There is concern that the NRL’s enthusiasm for a second New Zealand franchise might be waning, with the jungle drums beating for another Queensland-based team, potentially one in Perth or, perhaps most radically, an Australian government-backed venture in Papua New Guinea, a geopolitical move to curb Chinese influence in the region that even captured the imagination of the Washington Post.
That would be a mistake, says Trevor McKewen, the former Warriors CEO who also worked as an executive for Super League and New Zealand Rugby.
In a recent column for Business Desk, McKewen wrote: “Almost half of every NRL club is made up of Aotearoa and Polynesian-heritage players.
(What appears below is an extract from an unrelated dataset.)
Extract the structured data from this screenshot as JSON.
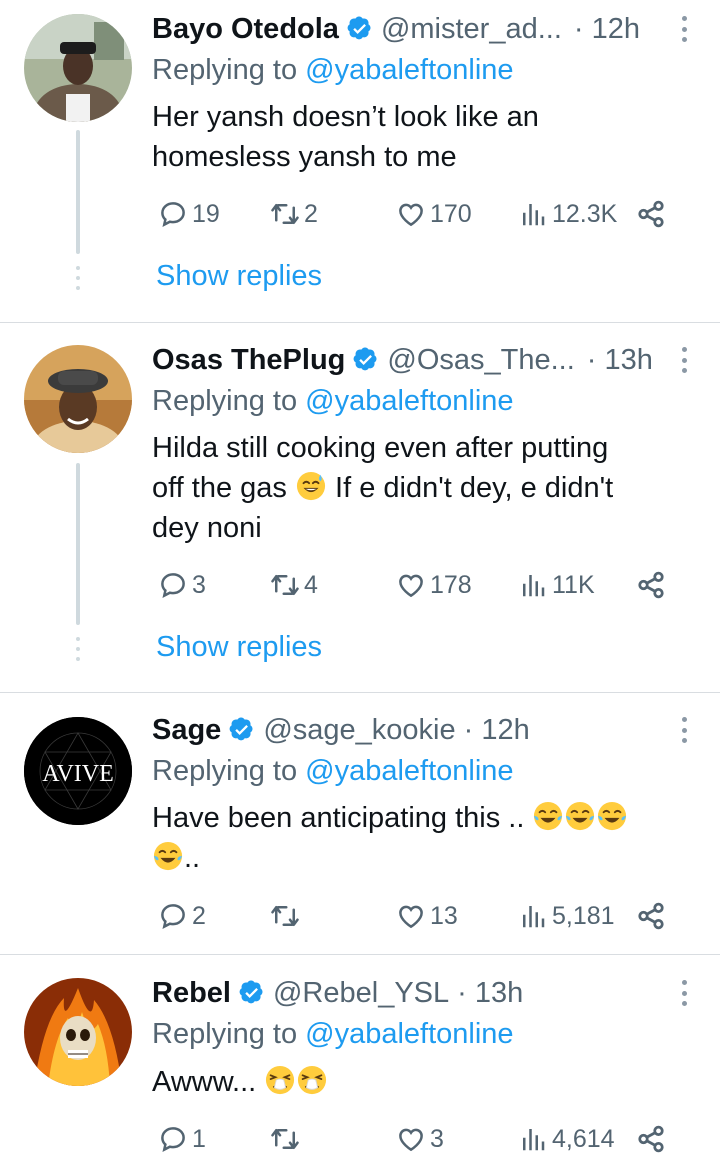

New Zealand is the second-biggest broadcasting market the NRL has. Christchurch is crying out for a second anchor tenant alongside the Crusaders at the shiny new indoor stadium to be built.”
Christchurch is where Kemp would look first, too, even pushing the idea of a joint venture between the remnants of the North Sydney Bears and the owners of the Crusaders, the powerhouse Super Rugby franchise that is on track for a 12th title having qualified for the final next week.
The red-and-black symmetry would be too neat and the ability to “cross-pollinate” ideas and share resources between the teams could have lasting benefits for both codes.
If that thinking was too outside-the-box, Kemp says Auckland could easily absorb another team, particularly if it was allied to a new waterfront stadium. Even if the Warriors did not want another team on its patch, he said, the city would embrace the derby aspect and also become a weekend destination for league fans across the country when both teams played at home.
“That being said, Wellington could handle a franchise, Hamilton could, even Dunedin could.”
The key, Kemp says, is to strike while the iron’s hot.
Or, to misquote Sir Steve Hansen, “while the NRL is hot and rugby’s not”.